The scandal surrounding Rabbi Moti Elon has shocked the Religious Zionist community, and shaken it to its core. (See here, here, here, and here.)
For those who are unfamiliar with him, for decades Elon was touted as the great white hope of the Religious Zionist community. His public lectures were attended by hundreds of people from all sectors of Israeli society, and listened to by thousands more on the radio and TV. His followers are legion, and he has been dubbed the 'rebbe' of the National Religious world.
Now Elon is accused of sexual impropriety, harassment and exploitation of some of his students. A relatively new organization called Taqanah, has issued a public warning against R. Elon. The members of the forum number some of the most senior, and certainly the most revered, members of the community. Most prominent among these is the חתנא דבי נשיאה, Ha-Gaon R. Aharon Lichtenstein שליט"א, whose reputation for probity and moral rectitude, caution and respect for human life are nigh on legendary. The distinguished, irreproachable makeup of the forum is what makes this matter so disconcerting. Their charges cannot, under any possible circumstances, be lightly dismissed.
I am still trying to organize my thoughts in the wake of this wrenching, ongoing tragedy. And yes, it is a tragedy; for R. Elon, for his students, for the members of Taqanah, and for the entire RZ world. I sense a feeling of despair that reminds me (and perhaps surpasses) that which resulted from the expulsion from Gush Qatif. The following are the directions I've been contemplating:
1) Charismatic Leadership is an extremely volatile, often dangerous, quantity. As a good friend noted, charisma may well be a gift of God. However, as with all such gifts, it can be (and all too often is) abused both by the leader or by his/her followers.
2) In our present circumstances, we are so desperate for leadership that we run amok looking for saviors and messiahs. We either deify them, or we use them up and spit them out. This is true of both secular and religious society. It is, however, more dangerous and more heinous in religious society. Our primary loyalty is supposed to be to God, not a human being.

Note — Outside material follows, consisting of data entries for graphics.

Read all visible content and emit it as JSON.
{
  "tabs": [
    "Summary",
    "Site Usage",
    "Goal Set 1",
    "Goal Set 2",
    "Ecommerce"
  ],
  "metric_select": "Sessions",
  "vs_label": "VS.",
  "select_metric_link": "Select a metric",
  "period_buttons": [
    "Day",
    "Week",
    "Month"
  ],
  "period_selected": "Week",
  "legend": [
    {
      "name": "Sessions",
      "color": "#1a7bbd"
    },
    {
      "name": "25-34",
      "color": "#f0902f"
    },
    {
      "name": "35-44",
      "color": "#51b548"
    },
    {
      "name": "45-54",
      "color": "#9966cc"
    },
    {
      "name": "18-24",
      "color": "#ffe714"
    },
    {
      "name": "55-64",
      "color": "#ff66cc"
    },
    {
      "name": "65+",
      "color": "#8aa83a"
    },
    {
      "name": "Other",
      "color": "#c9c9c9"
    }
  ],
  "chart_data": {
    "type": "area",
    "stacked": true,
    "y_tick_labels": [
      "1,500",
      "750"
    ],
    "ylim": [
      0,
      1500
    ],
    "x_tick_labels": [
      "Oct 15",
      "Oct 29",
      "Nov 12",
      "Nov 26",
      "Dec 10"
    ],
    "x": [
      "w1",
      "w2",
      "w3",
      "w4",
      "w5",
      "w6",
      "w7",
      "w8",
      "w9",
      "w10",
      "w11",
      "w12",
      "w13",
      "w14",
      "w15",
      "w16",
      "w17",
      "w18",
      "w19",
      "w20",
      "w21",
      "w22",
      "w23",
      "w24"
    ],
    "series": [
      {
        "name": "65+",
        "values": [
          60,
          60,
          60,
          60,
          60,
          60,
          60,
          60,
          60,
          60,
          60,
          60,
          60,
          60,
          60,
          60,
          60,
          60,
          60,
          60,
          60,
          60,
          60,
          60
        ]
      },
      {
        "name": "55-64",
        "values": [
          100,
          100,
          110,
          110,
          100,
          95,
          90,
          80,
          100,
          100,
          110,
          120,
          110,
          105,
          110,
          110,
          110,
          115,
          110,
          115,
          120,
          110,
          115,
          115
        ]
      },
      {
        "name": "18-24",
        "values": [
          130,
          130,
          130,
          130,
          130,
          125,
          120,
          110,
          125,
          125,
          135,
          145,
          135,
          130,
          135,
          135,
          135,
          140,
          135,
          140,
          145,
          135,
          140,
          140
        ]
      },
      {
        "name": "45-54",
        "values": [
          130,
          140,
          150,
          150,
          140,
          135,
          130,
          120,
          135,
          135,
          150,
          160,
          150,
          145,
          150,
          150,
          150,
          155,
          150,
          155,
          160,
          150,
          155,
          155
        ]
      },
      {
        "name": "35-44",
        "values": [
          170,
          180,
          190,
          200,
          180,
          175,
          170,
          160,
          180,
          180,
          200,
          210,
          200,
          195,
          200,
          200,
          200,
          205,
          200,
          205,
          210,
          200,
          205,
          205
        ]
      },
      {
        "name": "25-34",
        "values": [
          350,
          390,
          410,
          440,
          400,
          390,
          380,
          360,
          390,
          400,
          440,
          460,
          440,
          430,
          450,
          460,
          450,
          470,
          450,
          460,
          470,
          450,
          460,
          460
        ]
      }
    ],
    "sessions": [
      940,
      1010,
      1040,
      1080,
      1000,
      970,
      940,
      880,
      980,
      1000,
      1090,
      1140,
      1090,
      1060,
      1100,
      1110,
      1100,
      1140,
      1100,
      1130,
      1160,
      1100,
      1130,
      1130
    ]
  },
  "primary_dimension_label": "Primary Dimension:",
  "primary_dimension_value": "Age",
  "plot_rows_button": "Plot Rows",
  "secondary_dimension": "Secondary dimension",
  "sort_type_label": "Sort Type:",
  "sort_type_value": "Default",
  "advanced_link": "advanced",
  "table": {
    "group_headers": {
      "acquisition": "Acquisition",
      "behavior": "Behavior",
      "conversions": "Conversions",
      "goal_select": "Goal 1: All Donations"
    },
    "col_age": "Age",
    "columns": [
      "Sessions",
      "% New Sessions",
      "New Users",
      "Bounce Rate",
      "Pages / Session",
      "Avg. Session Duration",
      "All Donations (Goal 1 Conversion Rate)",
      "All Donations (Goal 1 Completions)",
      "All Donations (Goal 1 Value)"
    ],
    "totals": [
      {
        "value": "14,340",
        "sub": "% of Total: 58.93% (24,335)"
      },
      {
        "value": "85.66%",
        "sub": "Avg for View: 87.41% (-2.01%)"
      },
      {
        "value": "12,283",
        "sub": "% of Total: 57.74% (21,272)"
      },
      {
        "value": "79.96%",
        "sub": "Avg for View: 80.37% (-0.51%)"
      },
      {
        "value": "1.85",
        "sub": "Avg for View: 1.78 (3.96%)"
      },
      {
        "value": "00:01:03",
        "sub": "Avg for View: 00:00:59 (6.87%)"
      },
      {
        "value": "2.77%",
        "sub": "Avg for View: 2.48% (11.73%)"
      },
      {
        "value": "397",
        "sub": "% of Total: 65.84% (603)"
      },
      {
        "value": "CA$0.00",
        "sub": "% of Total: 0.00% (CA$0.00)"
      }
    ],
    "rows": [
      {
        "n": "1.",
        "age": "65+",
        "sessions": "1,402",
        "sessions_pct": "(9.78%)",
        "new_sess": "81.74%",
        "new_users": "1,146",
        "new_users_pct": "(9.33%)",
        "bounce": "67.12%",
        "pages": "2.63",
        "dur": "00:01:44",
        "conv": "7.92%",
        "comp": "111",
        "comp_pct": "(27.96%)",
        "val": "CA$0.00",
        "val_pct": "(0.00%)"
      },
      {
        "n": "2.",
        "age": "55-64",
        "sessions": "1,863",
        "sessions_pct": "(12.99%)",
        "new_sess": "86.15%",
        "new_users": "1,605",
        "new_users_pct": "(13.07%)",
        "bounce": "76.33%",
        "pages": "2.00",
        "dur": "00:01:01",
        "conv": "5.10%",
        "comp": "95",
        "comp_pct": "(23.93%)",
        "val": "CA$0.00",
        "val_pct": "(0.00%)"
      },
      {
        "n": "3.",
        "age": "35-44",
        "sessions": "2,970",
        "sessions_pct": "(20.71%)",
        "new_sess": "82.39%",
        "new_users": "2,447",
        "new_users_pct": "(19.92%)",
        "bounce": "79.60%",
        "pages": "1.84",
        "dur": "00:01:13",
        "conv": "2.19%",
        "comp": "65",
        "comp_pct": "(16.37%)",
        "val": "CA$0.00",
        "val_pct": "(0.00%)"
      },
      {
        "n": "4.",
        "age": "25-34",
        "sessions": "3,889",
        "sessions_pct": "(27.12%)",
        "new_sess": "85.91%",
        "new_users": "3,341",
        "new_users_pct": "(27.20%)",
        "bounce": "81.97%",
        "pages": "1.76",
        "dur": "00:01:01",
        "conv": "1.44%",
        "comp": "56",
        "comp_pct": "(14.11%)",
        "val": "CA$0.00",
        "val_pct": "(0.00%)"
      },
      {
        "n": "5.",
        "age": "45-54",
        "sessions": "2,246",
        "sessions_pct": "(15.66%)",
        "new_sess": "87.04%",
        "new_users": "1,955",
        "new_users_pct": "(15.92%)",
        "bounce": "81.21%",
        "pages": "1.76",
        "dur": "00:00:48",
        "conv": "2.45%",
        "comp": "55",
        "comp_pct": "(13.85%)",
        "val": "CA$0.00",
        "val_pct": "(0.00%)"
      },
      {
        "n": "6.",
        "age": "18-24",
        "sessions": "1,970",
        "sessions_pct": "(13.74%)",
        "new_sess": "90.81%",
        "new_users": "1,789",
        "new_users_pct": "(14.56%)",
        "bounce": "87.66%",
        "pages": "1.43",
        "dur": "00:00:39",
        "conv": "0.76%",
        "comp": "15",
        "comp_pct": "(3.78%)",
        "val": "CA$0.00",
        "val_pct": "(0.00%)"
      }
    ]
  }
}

3) I have a feeling that the above is a function of the fundamentally neurotically narcissistic character of contemporary culture. We worship celebrities, with or without beards. As Edith Hamilton wrote of the Greeks, we create our gods in our own image. One result is that there is a general abdication of personal responsibility. Ironically, it was from R. Elon himself that I first heard the cynical comment: סלח לנו אבינו כי חטא הוא.
If the allegations are true, I hope that R. Elon will do the right thing and emulate King David by uttering the words: חטאתי לד'. If not, I trust that the members of Taqanah will beg his forgiveness. Either way, I am sure that they are fasting, as is appropriate when judging cases wherein lives are involved.